Jeremiah Chapter 31
Lessons from the text
Back to the Beginning
In God's promise of restoration to Israel, He twice refers back to the original promise of the covenant relationship; He will be their God and they will be His people (Jer. 31:1, Jer. 30:22, Lev. 26:12). When God redeems Israel, He does so by bringing them back to the original relationship.
Just like Israel, God wishes to redeem all of mankind. He wants to bring us all back into our original relationship with Him. This is found in Genesis 2:8-25 where God and man interacted in the Garden of Eden. There was no need for a mediator for their was no sin; God and man could simply walk and talk together.
God wants us to come back to that relationship. He wants to be directly involved in every person's life, watching how we respond to the world that He has made and helping us by giving to us according to our needs. He wants to bless us with the joys of fellowship, companionship, and work. He loves us so much that He gave the life of His Son on Calvary so that we could be restored to this fellowship with Him.

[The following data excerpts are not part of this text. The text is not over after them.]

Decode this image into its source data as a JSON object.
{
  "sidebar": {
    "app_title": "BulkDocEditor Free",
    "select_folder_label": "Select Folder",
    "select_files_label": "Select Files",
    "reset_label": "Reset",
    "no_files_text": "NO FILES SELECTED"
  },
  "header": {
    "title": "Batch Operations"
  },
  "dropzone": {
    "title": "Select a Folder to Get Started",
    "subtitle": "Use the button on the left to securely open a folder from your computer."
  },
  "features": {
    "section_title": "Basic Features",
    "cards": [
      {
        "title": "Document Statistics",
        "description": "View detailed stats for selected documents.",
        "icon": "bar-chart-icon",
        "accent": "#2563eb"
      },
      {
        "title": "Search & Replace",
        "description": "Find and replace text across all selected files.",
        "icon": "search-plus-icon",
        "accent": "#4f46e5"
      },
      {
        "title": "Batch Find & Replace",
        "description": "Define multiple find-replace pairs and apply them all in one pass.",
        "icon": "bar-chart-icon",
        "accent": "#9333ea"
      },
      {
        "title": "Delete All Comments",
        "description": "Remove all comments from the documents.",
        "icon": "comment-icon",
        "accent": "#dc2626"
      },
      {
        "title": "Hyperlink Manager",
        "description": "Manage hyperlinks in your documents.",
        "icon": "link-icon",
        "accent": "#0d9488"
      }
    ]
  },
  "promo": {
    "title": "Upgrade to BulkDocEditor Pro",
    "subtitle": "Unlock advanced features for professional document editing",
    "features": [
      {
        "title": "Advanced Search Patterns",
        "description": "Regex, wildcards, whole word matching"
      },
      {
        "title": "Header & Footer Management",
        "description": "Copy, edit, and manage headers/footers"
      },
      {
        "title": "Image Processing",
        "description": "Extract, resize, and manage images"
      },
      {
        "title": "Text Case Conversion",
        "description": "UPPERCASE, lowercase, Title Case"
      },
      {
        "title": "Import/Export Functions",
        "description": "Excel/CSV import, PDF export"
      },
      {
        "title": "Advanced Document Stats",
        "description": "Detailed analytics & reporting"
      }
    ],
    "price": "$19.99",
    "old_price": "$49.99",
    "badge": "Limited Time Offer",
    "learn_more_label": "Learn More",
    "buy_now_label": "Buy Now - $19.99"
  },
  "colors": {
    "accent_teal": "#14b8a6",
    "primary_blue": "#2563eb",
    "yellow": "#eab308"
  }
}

Will you let God redeem you? Will you be restored back to your original design? Will you allow God to walk and talk with you, leading you through life's journey?
By accepting Jesus Christ as your Redeemer, you can go back to Genesis, go back to the perfect relationship where there is nothing between you and a holy, righteous God.
Verse by Verse Commentary
1 God is referring to the time of the complete restoration of Israel (Jer. 30:18-22).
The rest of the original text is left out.